This blog is a digital forum to discuss the link between history and the people, events, and ideas shaping our world.
Wednesday, December 5, 2007
African Americans and the Civil War
It seems intriguing to me that all throughout middle school and high school, my history teachers continuously taught that the root cause of the Civil War was the abolition of slavery. It wasn't until my senior year of high school and now that I was shown otherwise. Although the end result of the American Civil War was indeed the abolition of slavery, it was not its main cause. In the Short History of Reconstruction, Eric Fonner explains the root cause of the war was the "restoration of the Union" (3) rather than emancipation. Unlike the Southern views, the Union shared strong anti slavery ideals, and even set out a few provision eliminating its presence in the north. Although Black were "free" in the north, they were hardly treated as equals. Having served in the war efforts, blacks were segregated into their own units under the command of a white officer. They were also paid considerably less than whites were. It seems ironic that a nation that is trying uphold its values of equality and justice for its citizens cannot give fair treatment to a certain group of individuals because they are African American. One thing that Fonner writes in his text shocked me the most when he writes a quote from a rice planter of South Carolina of the Civil War.

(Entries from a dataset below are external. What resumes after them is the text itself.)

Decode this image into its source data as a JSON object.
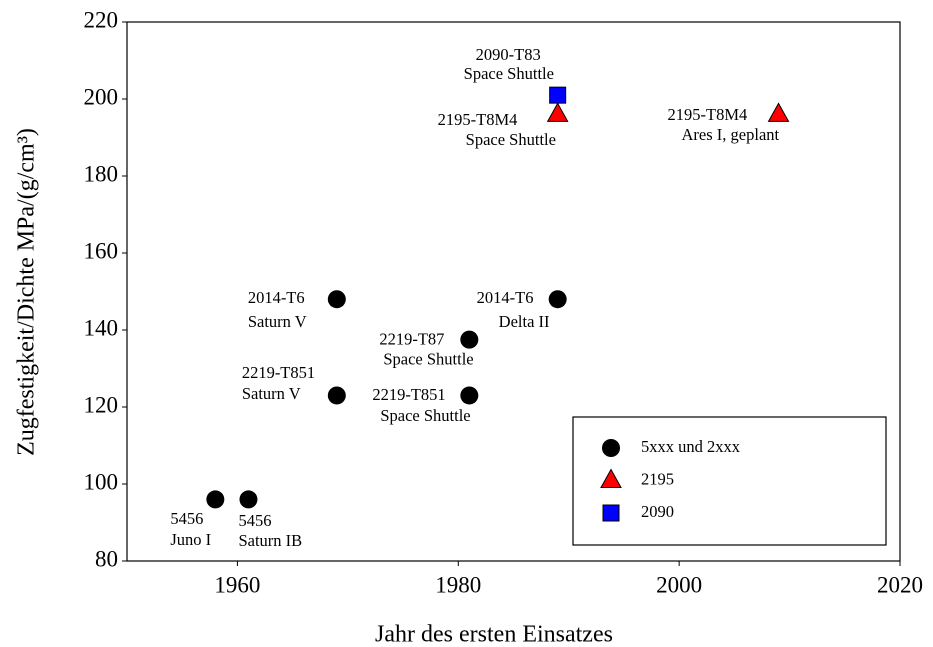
{
  "chart_data": {
    "type": "scatter",
    "xlabel": "Jahr des ersten Einsatzes",
    "ylabel": "Zugfestigkeit/Dichte MPa/(g/cm³)",
    "xlim": [
      1950,
      2020
    ],
    "xticks": [
      1960,
      1980,
      2000,
      2020
    ],
    "ylim": [
      80,
      220
    ],
    "yticks": [
      80,
      100,
      120,
      140,
      160,
      180,
      200,
      220
    ],
    "legend": "lower right",
    "series": [
      {
        "name": "5xxx und 2xxx",
        "color": "#000000",
        "marker": "circle",
        "x": [
          1958,
          1961,
          1969,
          1969,
          1981,
          1981,
          1989
        ],
        "values": [
          96,
          96,
          148,
          123,
          137.5,
          123,
          148
        ],
        "labels": [
          [
            "5456",
            "Juno I"
          ],
          [
            "5456",
            "Saturn IB"
          ],
          [
            "2014-T6",
            "Saturn V"
          ],
          [
            "2219-T851",
            "Saturn V"
          ],
          [
            "2219-T87",
            "Space Shuttle"
          ],
          [
            "2219-T851",
            "Space Shuttle"
          ],
          [
            "2014-T6",
            "Delta II"
          ]
        ]
      },
      {
        "name": "2195",
        "color": "#ff0000",
        "marker": "triangle",
        "x": [
          1989,
          2009
        ],
        "values": [
          196,
          196
        ],
        "labels": [
          [
            "2195-T8M4",
            "Space Shuttle"
          ],
          [
            "2195-T8M4",
            "Ares I, geplant"
          ]
        ]
      },
      {
        "name": "2090",
        "color": "#0000ff",
        "marker": "square",
        "x": [
          1989
        ],
        "values": [
          201
        ],
        "labels": [
          [
            "2090-T83",
            "Space Shuttle"
          ]
        ]
      }
    ]
  }
}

He stated that he believed the slaves were happy and content in the position that they were in. This seems surprising to me since I could not understand how anyone would be happy being the PROPERTY of someone else, being forced into hard labor, and being treated as an inferior. This just shows how oblivious Southern Plantation owners were to their slaves lives. Their concern was mainly that of economic gains with no respect towards their slaves rights as humans.